Senator Saxby Chambliss, along with Senator Mark Warner, have been leading a bi-partisan group to look at potential structural changes to the tax code, entitlements, spending, and any other elements that comprise the federal budget deficits. Today, the two released the following Op-Ed:
It’s Time To Make Tough Choices
All of the talk about short-term spending resolutions and potential gridlock in Congress might lead you to believe we have lost an opportunity for serious action on our country’s longer-range deficits and debt.
However, we remain convinced that our country is at a critically important moment.
Since this economic downturn began, families across America have had to make tough choices to make ends meet. It is time for Washington to do the same.
As a Republican elected from Georgia and a Democrat from Virginia, we have been working in a bipartisan partnership to seize this opportunity to get our fiscal house in order for the long term.
Since last summer, we have been working together to make this a priority in Washington. We are working with a bipartisan group of Senate colleagues to try to turn the recommendations of the President’s National Commission on Fiscal Responsibility and Reform into legislation.
The bipartisan commission spent much of last year exploring issues surrounding our short-term deficits and longer-term debt, and made a series of recommendations that will address these challenges in a responsible way. Unfortunately, the commission fell three votes short of achieving the supermajority required to send those recommendations to Congress for an up-or-down vote.
Here are the facts:
Our current national debt stands at more than $14 trillion. If adopted in full, the commission’s recommendations would gradually reduce that debt by $4 trillion over the next 10 years.
Unfortunately, the current debate is too often centered on deep cuts in short-term, discretionary and nonmilitary spending, which only makes up about 12 percent of the overall federal budget.
The simple fact is, drastic and even painful cuts to these individual programs alone will not fix our larger structural budget problems.
We believe we must address these fiscal challenges in a more comprehensive and responsible way. We should work together to control government spending, simplify our tax code and begin to eliminate our deficits.
That is the only way we will be able to fix our nation’s balance sheet over the long term.
The deficit commission’s recommendations, while far from perfect, represent a courageous first step in tackling our national debt in ways that will make our nation competitive for the 21st century:
• The commission laid out a plan to accelerate health care savings in Medicare and Medicaid, and it provides a responsible road map to strengthen Social Security for the next 75 years. The commission’s plan protects Social Security, and does not use Social Security funds to balance the budget.
• The math is indisputable: In 1950, there were 16 workers for every Social Security recipient. Today, it’s two-and-a-half workers per beneficiary. And let’s acknowledge this: When Social Security was started in 1935 and the retirement age initially was set at 65, the average life expectancy was 62. Today, average life expectancy is approaching 80.
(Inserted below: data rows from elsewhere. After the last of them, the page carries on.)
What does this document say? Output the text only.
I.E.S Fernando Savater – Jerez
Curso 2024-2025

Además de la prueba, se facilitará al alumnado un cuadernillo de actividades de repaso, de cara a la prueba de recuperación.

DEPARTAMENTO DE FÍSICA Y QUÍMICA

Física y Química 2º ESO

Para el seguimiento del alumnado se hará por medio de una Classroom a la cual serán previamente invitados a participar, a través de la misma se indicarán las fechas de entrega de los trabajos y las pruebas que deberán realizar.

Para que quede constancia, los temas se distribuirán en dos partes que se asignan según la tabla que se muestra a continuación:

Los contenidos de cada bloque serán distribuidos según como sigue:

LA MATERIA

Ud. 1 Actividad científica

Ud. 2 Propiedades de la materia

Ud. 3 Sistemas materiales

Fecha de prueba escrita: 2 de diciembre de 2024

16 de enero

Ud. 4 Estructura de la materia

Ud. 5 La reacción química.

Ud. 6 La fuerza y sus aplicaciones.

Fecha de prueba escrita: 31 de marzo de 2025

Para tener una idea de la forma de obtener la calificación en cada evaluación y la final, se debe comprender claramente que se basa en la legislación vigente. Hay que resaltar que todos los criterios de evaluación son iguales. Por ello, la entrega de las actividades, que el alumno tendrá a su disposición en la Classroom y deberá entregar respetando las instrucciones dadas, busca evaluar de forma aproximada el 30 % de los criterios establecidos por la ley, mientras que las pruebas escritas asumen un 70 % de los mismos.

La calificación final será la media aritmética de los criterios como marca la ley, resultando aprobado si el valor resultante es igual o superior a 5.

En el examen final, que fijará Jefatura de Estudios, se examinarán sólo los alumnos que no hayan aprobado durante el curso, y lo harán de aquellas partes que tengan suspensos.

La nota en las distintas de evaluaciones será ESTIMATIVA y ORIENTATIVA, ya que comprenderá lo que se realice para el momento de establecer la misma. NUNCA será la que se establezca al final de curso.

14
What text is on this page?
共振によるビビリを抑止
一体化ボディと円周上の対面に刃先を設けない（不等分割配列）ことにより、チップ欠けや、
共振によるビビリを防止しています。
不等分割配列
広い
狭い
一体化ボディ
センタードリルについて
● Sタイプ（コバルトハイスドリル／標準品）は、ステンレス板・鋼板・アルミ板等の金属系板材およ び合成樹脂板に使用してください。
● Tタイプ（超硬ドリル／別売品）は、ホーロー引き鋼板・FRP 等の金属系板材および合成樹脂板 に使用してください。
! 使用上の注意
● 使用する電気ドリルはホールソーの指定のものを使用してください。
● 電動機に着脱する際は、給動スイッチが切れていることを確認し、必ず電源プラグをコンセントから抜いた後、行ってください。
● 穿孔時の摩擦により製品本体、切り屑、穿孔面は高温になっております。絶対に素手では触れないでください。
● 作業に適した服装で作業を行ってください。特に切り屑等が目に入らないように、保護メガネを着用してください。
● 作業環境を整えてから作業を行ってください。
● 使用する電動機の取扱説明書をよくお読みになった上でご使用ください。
• The commission’s proposals dramatically simplify a tax system in serious need of an overhaul. It proposes closing loopholes and doing away with, or amending, some income-tax deductions while simultaneously lowering overall tax rates on families and businesses. And remember: 70 percent of individual tax filers today do not itemize deductions, so those taxpayers ultimately would benefit from lower overall income-tax rates.
• It puts everything on the table, including entitlement programs and defense spending. We believe that this has to be part of the discussion, too.
As you might imagine, various political opponents and special-interest groups already are mobilizing to short-circuit our work on this legislation, which demonstrates why this has always been such a difficult challenge.
It also shows why Washington’s typical political response has always been to push the tough choices to another day. Yet every day we put off these difficult decisions, an average of $4 billion is
added to the national debt.
Every dollar that we spend simply paying the interest on our nation’s staggering debt is disappearing into a fiscal sinkhole. These are resources that cannot be targeted toward creating jobs, expanding the U.S. economy or addressing any of our other shared priorities.
While there are plenty of recommendations in the commission’s plan that we would not have chosen, this much is clear to the members of our bipartisan coalition: We simply cannot postpone this difficult discussion any longer.
What we’re suggesting is a thoughtful, reasonable, phased-in approach that acknowledges we’re in a hole and stops digging. It puts in place a responsible plan of our own design and on our own timeline.
If we do this right, we can send a powerful, bipartisan signal to the rest of the world and to global financial markets that the United States finally is serious about getting its fiscal act together.
It also will position America to better compete, and ultimately win, in the global economy.